In cases in which a student qualifies for merit-based (rather than need-based) financial aid, the student and their family may pay less than the EFC.

A well-to-do family's EFC may exceed the cost of attendance at a school, and in that case the student does not have financial need, as defined by the federal financial aid system.

In some cases, despite financial hardship for the student, the student's family will simply be unwilling to pay the full amount, leaving the student to find their own way to finance their college education, or forgo it.
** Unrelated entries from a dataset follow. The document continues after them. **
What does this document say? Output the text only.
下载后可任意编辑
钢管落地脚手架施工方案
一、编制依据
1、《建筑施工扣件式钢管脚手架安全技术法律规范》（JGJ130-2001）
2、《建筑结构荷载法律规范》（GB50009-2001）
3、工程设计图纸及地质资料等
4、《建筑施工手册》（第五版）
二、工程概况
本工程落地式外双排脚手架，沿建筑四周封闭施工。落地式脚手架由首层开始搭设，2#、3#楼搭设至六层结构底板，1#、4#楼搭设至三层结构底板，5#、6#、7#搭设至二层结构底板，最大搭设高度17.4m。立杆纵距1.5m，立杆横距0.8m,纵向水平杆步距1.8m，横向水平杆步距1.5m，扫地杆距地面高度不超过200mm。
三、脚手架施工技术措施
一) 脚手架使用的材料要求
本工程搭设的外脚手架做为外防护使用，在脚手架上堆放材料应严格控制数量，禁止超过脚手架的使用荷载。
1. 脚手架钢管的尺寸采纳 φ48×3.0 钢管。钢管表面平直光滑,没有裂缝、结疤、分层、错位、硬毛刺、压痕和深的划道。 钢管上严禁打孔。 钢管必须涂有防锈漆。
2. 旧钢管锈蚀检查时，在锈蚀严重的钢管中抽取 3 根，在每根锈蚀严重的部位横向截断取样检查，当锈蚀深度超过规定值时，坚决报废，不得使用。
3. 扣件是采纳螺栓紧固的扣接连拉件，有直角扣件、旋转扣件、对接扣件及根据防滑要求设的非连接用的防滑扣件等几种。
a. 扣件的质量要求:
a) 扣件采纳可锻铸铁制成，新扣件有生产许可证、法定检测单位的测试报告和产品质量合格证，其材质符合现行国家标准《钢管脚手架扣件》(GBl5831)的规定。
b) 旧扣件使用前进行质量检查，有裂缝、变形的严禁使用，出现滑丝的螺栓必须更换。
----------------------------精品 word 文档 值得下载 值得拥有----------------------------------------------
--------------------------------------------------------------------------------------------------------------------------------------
==Independent and dependent students==
Students who are unmarried, younger than 24, and not supporting a minor child are categorized as Dependent Students, and the parents' income and assets are used in determining the EFC. Even if the parents have no intention of helping pay the student's college expenses, which legally they are not required to do, the student remains considered a dependent and the parents' income and assets are used in determining the EFC and through it, the student's financial aid award. Put differently, if the parents are able but unwilling to help pay for the student's college, financial aid will not be increased because of it. This was determined by the United States Congress.

In exceptional cases, such as parental child abuse and parental communication with the child being prohibited by a court, the college financial aid office has the authority to change a student's status from Dependent to Independent.